The recent wide-field imaging surveys of M31 clearly show that it has undergone a violent merger history (Ferguson et al. 2002, Ibata et al. 2007), including a giant stellar stream resulting from the tidal debris of a recent merger event (Ibata et al. 2001). Subsequent studies demonstrated that the inner spheroid of M31 (within ~ 15 kpc) is polluted by material stripped from progenitor satellite of the giant stellar stream. This evidence includes N-body simulations of the satellite disruption that reproduce the morphology of the major substructures in the galaxy (Fardal et al. 2007), kinematical surveys that confirm the motions in the N-body simulations (Gilbert et al. 2007), and followup ACS imaging of the giant stellar stream that shows strong similarities between the star formation histories of the stream and inner spheroid (Figure 2; Brown et al. 2006).

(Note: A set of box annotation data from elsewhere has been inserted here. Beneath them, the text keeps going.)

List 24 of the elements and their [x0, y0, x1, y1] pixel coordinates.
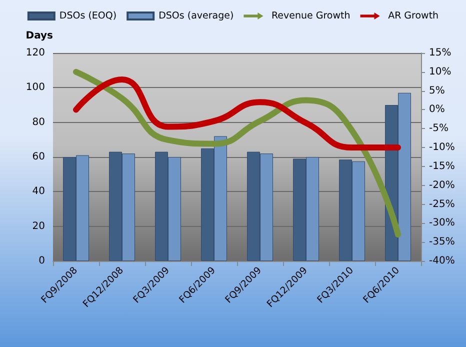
- y2-tick-label: 5%: [429, 85, 445, 96]
- y2-tick-label: -25%: [429, 198, 455, 210]
- legend-label: Revenue Growth: [271, 10, 350, 22]
- y-tick-label: 120: [26, 48, 45, 58]
- legend-label: DSOs (average): [158, 10, 234, 22]
- y2-tick-label: -15%: [429, 160, 455, 172]
- y2-tick-label: -10%: [429, 142, 455, 154]
- y2-tick-label: 10%: [429, 66, 452, 78]
- y-tick-label: 100: [26, 82, 45, 94]
- y2-tick-label: -40%: [429, 256, 455, 266]
- y-tick-label: 40: [32, 186, 45, 198]
- y2-tick-label: -20%: [429, 180, 455, 191]
- y2-tick-label: -5%: [429, 123, 448, 134]
- y-tick-label: 80: [32, 116, 45, 128]
- y2-tick-label: 0%: [429, 104, 445, 116]
- y-tick-label: 0: [38, 256, 45, 266]
- y2-tick-label: -30%: [429, 218, 455, 229]
- y-tick-label: 20: [32, 220, 45, 232]
- y2-tick-label: -35%: [429, 236, 455, 248]
- legend-label: DSOs (EOQ): [59, 10, 117, 22]
- y2-tick-label: 15%: [429, 48, 452, 58]
- legend-label: AR Growth: [388, 10, 439, 22]
- y-tick-label: 60: [32, 152, 45, 162]
- y-axis-title: Days: [26, 30, 54, 42]
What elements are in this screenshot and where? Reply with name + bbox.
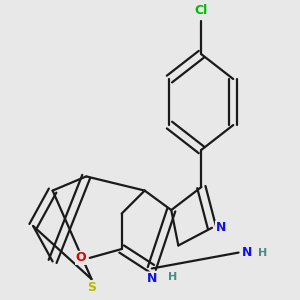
Text: N: N	[242, 246, 253, 259]
Text: S: S	[87, 281, 96, 294]
Text: O: O	[76, 251, 86, 264]
Text: Cl: Cl	[195, 4, 208, 17]
Text: N: N	[147, 272, 157, 285]
Text: H: H	[168, 272, 177, 282]
Text: N: N	[215, 221, 226, 234]
Text: H: H	[258, 248, 267, 258]
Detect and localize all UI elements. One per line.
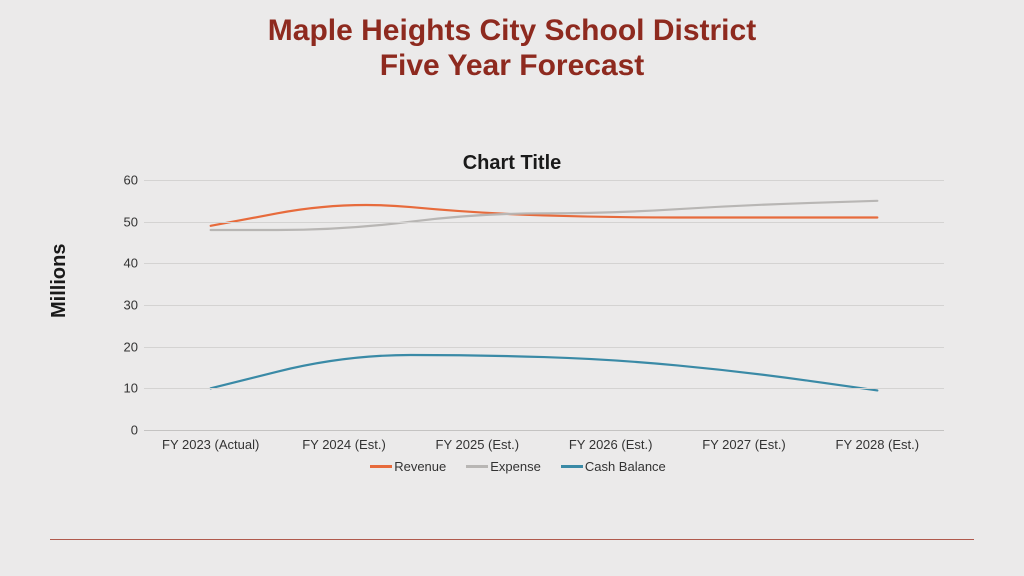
gridline	[144, 263, 944, 264]
legend-label: Revenue	[394, 459, 446, 474]
page: Maple Heights City School District Five …	[0, 0, 1024, 576]
forecast-chart: 0102030405060 FY 2023 (Actual)FY 2024 (E…	[88, 175, 948, 485]
y-tick-label: 50	[98, 214, 138, 229]
x-axis-labels: FY 2023 (Actual)FY 2024 (Est.)FY 2025 (E…	[144, 437, 944, 452]
footer-rule	[50, 539, 974, 540]
series-line	[211, 355, 878, 390]
legend-label: Cash Balance	[585, 459, 666, 474]
x-tick-label: FY 2023 (Actual)	[144, 437, 277, 452]
y-tick-label: 10	[98, 381, 138, 396]
gridline	[144, 222, 944, 223]
x-tick-label: FY 2025 (Est.)	[411, 437, 544, 452]
y-tick-label: 30	[98, 298, 138, 313]
chart-title: Chart Title	[0, 152, 1024, 175]
y-axis-label: Millions	[48, 244, 71, 318]
x-tick-label: FY 2024 (Est.)	[277, 437, 410, 452]
page-title-line2: Five Year Forecast	[0, 49, 1024, 84]
x-tick-label: FY 2026 (Est.)	[544, 437, 677, 452]
y-tick-label: 60	[98, 173, 138, 188]
series-line	[211, 205, 878, 226]
gridline	[144, 388, 944, 389]
x-tick-label: FY 2028 (Est.)	[811, 437, 944, 452]
plot-area: 0102030405060	[144, 180, 944, 430]
legend-item: Expense	[466, 459, 541, 474]
x-axis-line	[144, 430, 944, 431]
gridline	[144, 180, 944, 181]
gridline	[144, 305, 944, 306]
page-title-line1: Maple Heights City School District	[0, 14, 1024, 49]
page-title-block: Maple Heights City School District Five …	[0, 0, 1024, 83]
y-tick-label: 40	[98, 256, 138, 271]
legend-label: Expense	[490, 459, 541, 474]
gridline	[144, 347, 944, 348]
legend-item: Cash Balance	[561, 459, 666, 474]
legend-swatch	[561, 465, 583, 468]
legend-item: Revenue	[370, 459, 446, 474]
x-tick-label: FY 2027 (Est.)	[677, 437, 810, 452]
y-tick-label: 20	[98, 339, 138, 354]
chart-legend: Revenue Expense Cash Balance	[88, 459, 948, 474]
legend-swatch	[370, 465, 392, 468]
y-tick-label: 0	[98, 423, 138, 438]
legend-swatch	[466, 465, 488, 468]
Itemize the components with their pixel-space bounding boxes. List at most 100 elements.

Given the discovery that the M31 halo becomes more like a halo beyond 20 kpc, a subsequent ACS survey explored regions on the minor axis further out, at 21 kpc (in the transition region; Brown et al. 2007) and 35 kpc (where the spheroid clearly exhibits a halo surface brightness profile and metallicity; Brown et al. 2008). Compared to the field at 11 kpc, these fields host far fewer stars at ages younger than 8 Gyr, but the populations clearly do not represent a classical halo formed via monolithic collapse at early times (Figure 2); in the best-fit model, ~ 30% of the stars are younger than 10 Gyr, and only ~ 10% of the stars are ancient (geq 12 Gyr) and metal-poor ([Fe/H] leq -1.5). All regions of the halo explored to date are consistent with a history whereby the galaxy forms over a prolonged period of hierarchical merging.